Just is looking for an experienced and innovative senior scientist to join its dynamic, multidisciplinary Drug product development team at its J.POD site in Toulouse, France. This team is responsible for early-stage formulation development through to manufacturing process development for pharmaceutical products at all clinical stages and for all markets.

The ideal candidate will possess strong leadership skills, in-depth knowledge of sterile pharmaceutical manufacturing, as well as a thorough understanding of formulation development for therapeutic proteins, from first-in-human (FIH) trials through to commercialization. Proven experience in these technical areas, experience with pharmaceutical contract manufacturing organizations (DP CMOs), biosimilars, and scientific leadership at various skill levels is essential.

Missions and responsibilities :

1. Lead the development of phase-appropriate formulations and perform stability studies.
2. Implement pharmaceutical product development strategy and conduct formulation development and PD process experiments.
3. Represent the Pharmaceutical Product Development function and work collaboratively with cross-functional P&PD teams to achieve organizational goals.
4. Serve as project representative for pharmaceutical product development on cross-functional project teams.
5. Work with external CMOs for outsourced activities, including pharmaceutical manufacturing.
6. Optimize development strategies to increase efficiency and reduce risk of FIH and commercial formulations.
7. Optimize development strategies for biosimilar formulations, taking into account intellectual property challenges.
8. Act as a team member and collaborate with Just organization partner groups, including analytical, quality control, quality assurance and manufacturing teams, to ensure product quality and stability.
9. Act as an internal technical resource for Quality, Manufacturing and Process Design, as well as a resource and subject matter expert for external clients and collaborators.
10. Represent Just at external meetings related to important industry wide issues related to our business.
11. Provide technical expertise to internal and external teams regarding container closure for designing drug product.

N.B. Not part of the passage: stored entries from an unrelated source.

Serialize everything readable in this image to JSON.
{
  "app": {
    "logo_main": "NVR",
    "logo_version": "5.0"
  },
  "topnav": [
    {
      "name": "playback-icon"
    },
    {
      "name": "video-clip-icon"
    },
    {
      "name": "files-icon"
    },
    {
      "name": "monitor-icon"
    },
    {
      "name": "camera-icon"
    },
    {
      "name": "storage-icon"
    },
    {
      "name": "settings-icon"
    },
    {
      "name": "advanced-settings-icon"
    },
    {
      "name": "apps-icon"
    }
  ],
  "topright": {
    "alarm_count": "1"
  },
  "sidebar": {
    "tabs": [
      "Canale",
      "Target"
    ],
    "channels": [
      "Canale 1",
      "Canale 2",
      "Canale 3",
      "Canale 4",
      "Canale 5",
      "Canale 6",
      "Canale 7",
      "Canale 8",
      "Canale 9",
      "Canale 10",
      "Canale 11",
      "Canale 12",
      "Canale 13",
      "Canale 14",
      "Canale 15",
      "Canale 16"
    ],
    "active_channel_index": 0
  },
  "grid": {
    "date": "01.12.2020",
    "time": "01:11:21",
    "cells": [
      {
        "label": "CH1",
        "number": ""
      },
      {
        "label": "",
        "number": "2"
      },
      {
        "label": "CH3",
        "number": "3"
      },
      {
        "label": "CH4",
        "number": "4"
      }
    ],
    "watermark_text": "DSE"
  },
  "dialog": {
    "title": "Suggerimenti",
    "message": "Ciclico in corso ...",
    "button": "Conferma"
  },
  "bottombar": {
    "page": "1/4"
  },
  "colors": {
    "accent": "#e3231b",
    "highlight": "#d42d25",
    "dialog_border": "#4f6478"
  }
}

Knowledge, skills and abilities :

1. Dynamic, have good interpersonal skills and are a team player.
2. Knowledge of regulatory guidance from the FDA and EMA for development of biologic drug products and biosimilars.
3. Knowledge of USP and Ph. Eur. as it relates to biologics development.
4. Knowledge of analytical techniques including HPLC/UPLC, Capillary Electrophoresis (CE), Isoelectric Focussing (IEF), Sub-visible particle analysis etc.
5. Knowledge and understanding of DoE (design of experiments) and other statistical analysis techniques.
6. Having comprehensive written and verbal English and French communication skills.

Experience and education :

• Master’s degree in biotechnology, bioprocess engineering, pharmaceutical sciences, biochemistry or related filed with 10+ years of relevant experience or Ph.D. with 7+ years of relevant experience in pharmaceutical and/or biotechnology industry.
• Experience in Drug product development and/or manufacturing of sterile dosage forms including frozen, liquid, formulations in vials and pre-filled syringes.
• Experience in Biologic/Protein formulation and DP process development.
• Practical hands-on experience of analytical techniques including HPLC/UPLC, Capillary Electrophoresis (CE), Isoelectric Focussing (IEF), Sub-visible particle analysis/characterisation, DLS etc.
• Experience on design of experiment (DoE) tools such as JMP, MODDE etc. and statistical analysis for biologic and/or biosimilar products.
• Deep understanding of protein stabilization mechanisms.
• Excellent written and verbal communication skills in English, including the ability to communicate effectively over teleconference and web-based meetings.